Seizure semiology varies in NKH, including apnea; hiccups; asymmetric tonic seizures; epileptic spasms; myoclonic, focal, and generalized seizures; and oro-ocular automatisms [
5]. This patient’s seizure patterns evolved from myoclonic jerks to focal polymorphous seizures that occurred in clusters multiple times a day, asymmetric tonic seizures, and then infantile spasms and generalized tonic-clonic seizures. Based on this seizure pattern, it was not possible to easily distinguish between NKH and EIMFS, as both conditions may have similar and interrelated natural clinical histories.
The typical EEG findings in NKH are a suppression-burst pattern, hypsarrhythmia, and multifocal epileptiform discharges. However, the EIMFS EEG patterns were more commonly seen and reported in DEE, which is characterized by mutations in the
SCN1A,
KCNT1,
SCN8A,
SLC25A22,
TBC1D24, and
QARS genes [
9]. This pattern is usually associated with a poor prognosis and is considered to indicate a complete disconnection within the thalamocortical systems. EIMFS has a natural history of distinct phases of EEG, in which focal EEG discharges typically migrate, starting from a cortical area and remaining localized or expanding to contiguous regions, whereas others independently develop in different areas of the same or the opposite hemisphere [
10]. This was observed in our patient when a prolonged EEG at 3 months old showed a migrating pattern. Uncharacteristically, EIMFS has not been described in NKH to date. Thus, more studies are needed to review the ever-evolving EEG in patients with early myoclonic epilepsy (e.g., NKH).

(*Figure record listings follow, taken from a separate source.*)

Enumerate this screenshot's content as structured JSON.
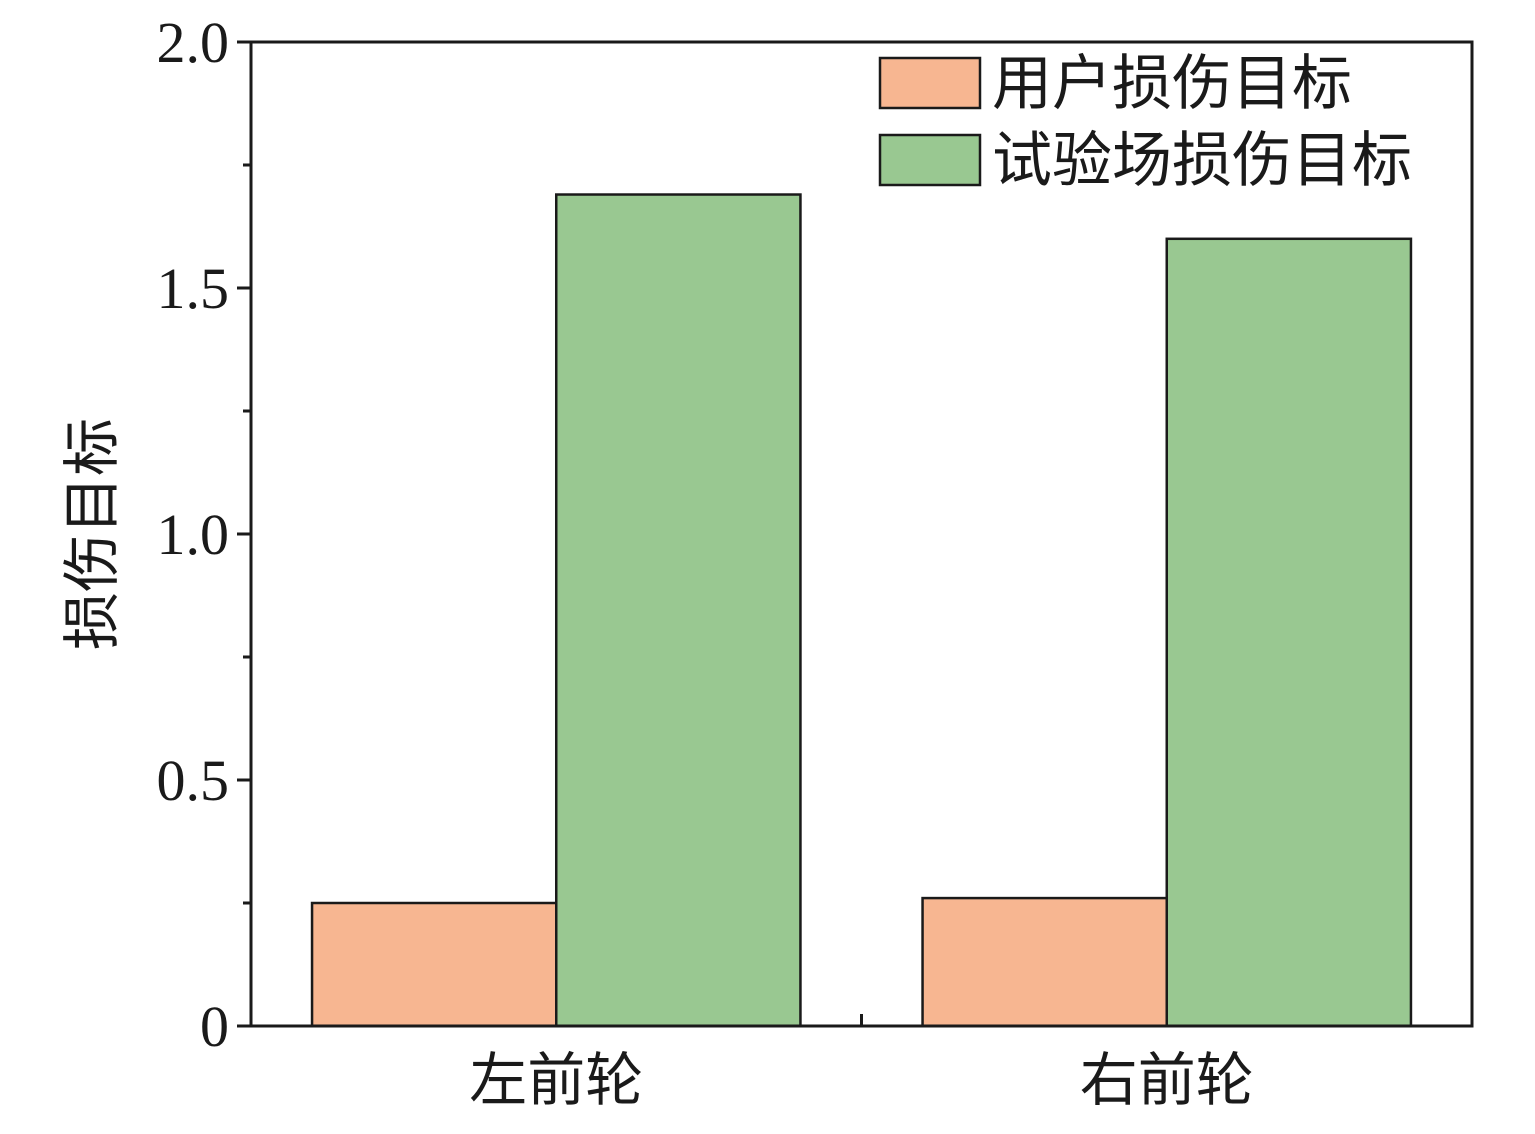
{
  "chart_data": {
    "type": "bar",
    "categories": [
      "左前轮",
      "右前轮"
    ],
    "series": [
      {
        "name": "用户损伤目标",
        "color": "#F7B691",
        "values": [
          0.25,
          0.26
        ]
      },
      {
        "name": "试验场损伤目标",
        "color": "#99C891",
        "values": [
          1.69,
          1.6
        ]
      }
    ],
    "ylabel": "损伤目标",
    "ylim": [
      0,
      2.0
    ],
    "yticks": [
      {
        "value": 0,
        "label": "0"
      },
      {
        "value": 0.5,
        "label": "0.5"
      },
      {
        "value": 1.0,
        "label": "1.0"
      },
      {
        "value": 1.5,
        "label": "1.5"
      },
      {
        "value": 2.0,
        "label": "2.0"
      }
    ],
    "minor_yticks": [
      0.25,
      0.75,
      1.25,
      1.75
    ],
    "grid": false,
    "legend_position": "top-right"
  }
}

Overall, the long-term outcome of NKH concerning seizures, encephalopathy, and psychomotor development remains very severe. Many infants never make any developmental gains; at most, affected children may learn to smile and roll over, but continue to have limited interactions with their environment. Patients sometimes die before the end of the 1st year of life or later in the course of follow-up, mainly because of worsening encephalopathy and respiratory failure.
In conclusion, the typical EEG features in NKH are a suppression-burst pattern, hypsarrhythmia, and multifocal epileptic activity. This case illustrates that EIMFS is a new phenotype in the course of NKH that has not yet been reported in the literature.
This study was approved by the International Islamic University Malaysia (IIUM) Research Ethics Committee (IREC 2022-157). Written informed consent by the patients was waived due to a retrospective nature of our study.